Several other effective techniques and structures for implementing FIR filters are covered in
Chapter 6.
5.4 Basic Building Blocks: Introduction
After the foregoing discussion of the use of dedicated multipliers and MAC blocks, it is pertinent to
look at the architectures for the basic building blocks. This should help the designer to appreciate the
different options for some of the very basic mathematical operations, and elucidate the tradeoffs in
the design space exploration. This should encourage the reader to always explore design alter-
natives, no matter how simple the design. It is also important to understand that a designer should
always prefer to use the dedicated blocks.

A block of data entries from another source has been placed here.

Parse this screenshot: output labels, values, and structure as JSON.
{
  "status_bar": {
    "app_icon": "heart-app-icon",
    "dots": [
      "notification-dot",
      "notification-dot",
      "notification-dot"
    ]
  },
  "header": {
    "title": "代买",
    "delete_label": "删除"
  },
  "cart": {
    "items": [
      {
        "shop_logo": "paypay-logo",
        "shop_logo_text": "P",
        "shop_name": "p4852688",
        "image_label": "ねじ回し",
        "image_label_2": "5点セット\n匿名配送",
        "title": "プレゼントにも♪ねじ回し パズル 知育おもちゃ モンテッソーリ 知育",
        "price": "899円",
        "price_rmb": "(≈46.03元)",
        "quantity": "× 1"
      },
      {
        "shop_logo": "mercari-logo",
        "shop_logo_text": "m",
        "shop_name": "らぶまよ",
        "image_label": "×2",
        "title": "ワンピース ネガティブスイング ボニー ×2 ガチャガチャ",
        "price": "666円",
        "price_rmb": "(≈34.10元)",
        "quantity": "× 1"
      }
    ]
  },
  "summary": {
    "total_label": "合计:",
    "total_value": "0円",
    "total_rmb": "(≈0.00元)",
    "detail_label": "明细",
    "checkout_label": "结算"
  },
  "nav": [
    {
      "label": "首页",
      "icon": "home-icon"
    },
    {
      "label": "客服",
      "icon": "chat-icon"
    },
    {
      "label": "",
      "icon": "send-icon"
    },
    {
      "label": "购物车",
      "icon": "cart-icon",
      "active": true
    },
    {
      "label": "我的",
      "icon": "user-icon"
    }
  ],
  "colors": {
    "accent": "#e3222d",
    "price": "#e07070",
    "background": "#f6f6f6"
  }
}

Several architectural options are available for selecting an appropriate HW block for operations
like addition, multiplication and shifting. The following sections discuss some of these design
options.
5.5 Adders
5.5.1 Overview
Adders are used in addition, subtraction, multiplication and division. The speed of any digital design
of a signal processing or communication system depends heavily on these functional units. The
ripple carry adder (RCA) is the slowest in adder family. It implements the traditional way of adding
numbers, where two bits and a carry of addition from the previous bit position are added and a sum
and a carry-out is computed. This carry is propagated to the next bit position for sequential addition
of the rest of the significant bits in the numbers. Although the carry propagation makes it the slowest
adder, its simplicity gives it the minimum gate count.
To cater for the slow carry propagation, fast adders are designed. These make the process of carry
generation and its propagation faster. For example, in a carry look-ahead adder the carry-in for
all the bit positions are generated simultaneously by a carry look-ahead generator logic [3, 4].